In parallel with the above activities, a survey of existing energy harvester designs was carried out with a view to re-classifying them in compliant mechanism terms as function, function-motion or function-path generators. The aim was to understand the full range of designs in the literature and look for opportunities for design improvements. A study was also made of the trade-offs involved when deciding between designs with single or multiple degrees of freedom. The trade-offs associated with different designs were estimated by analysis and the results were verified through numerical modelling.

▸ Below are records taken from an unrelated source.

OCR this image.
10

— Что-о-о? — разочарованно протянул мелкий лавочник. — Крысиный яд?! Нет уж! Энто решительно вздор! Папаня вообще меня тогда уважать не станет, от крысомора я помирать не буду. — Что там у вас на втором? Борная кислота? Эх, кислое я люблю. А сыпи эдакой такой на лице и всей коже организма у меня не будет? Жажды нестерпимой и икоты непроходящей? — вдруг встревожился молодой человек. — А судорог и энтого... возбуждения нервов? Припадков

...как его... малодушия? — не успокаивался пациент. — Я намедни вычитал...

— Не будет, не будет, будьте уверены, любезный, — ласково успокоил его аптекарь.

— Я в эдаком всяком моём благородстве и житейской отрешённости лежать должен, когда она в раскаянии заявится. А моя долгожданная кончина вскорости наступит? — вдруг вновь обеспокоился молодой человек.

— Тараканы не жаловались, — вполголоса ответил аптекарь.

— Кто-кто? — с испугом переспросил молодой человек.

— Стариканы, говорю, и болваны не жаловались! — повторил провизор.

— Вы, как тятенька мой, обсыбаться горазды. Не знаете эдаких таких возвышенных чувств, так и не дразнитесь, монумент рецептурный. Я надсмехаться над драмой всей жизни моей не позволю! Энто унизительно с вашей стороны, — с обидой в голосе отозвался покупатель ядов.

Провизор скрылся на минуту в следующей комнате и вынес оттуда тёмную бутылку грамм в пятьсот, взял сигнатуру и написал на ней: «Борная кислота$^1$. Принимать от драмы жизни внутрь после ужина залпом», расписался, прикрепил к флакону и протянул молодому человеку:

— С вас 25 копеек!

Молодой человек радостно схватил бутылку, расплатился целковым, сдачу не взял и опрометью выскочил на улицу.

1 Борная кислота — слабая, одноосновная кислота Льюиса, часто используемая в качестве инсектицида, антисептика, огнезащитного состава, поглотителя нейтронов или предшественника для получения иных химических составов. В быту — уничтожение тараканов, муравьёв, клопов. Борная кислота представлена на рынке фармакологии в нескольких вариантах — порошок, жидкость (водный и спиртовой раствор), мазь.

During the early stages of the project it became clear that a facility for rapid prototyping of silicon suspensions would be of great value. Therefore, significant effort was devoted to establishing a process for laser micromachining of silicon structures, using UV laser facilities in the host research group. This made possible the rapid fabrication of silicon beams with aspect ratios similar to those achievable with traditional MEMS fabrication. Moreover, the same process could be used for trimming devices to compensate for dimensional errors arising during fabrication. The processes developed in the course of this work are not only relevant to micro-energy harvesting, but should also be of interest to the wider MEMS community.
Using the force composition method, a number of silicon suspensions suitable for use in low-frequency energy harvesting were designed. The expected performance of these structures was verified by finite element analysis. Prototype devices were fabricated in the host laboratories, both by tradition microfabrication based on deep reactive ion etching, and also by laser micromachining. Overall this research project has opened up an entirely new way to design micro energy harvesters for low frequencies, ultimately enabling low power portable electrics to run for the lifetime of the device, impacting everyone, every day.
The project was hosted by the Optical and Semiconductor Devices Group, Department of Electrical and Electronic Engineering, Imperial College London. The project duration was 15 months.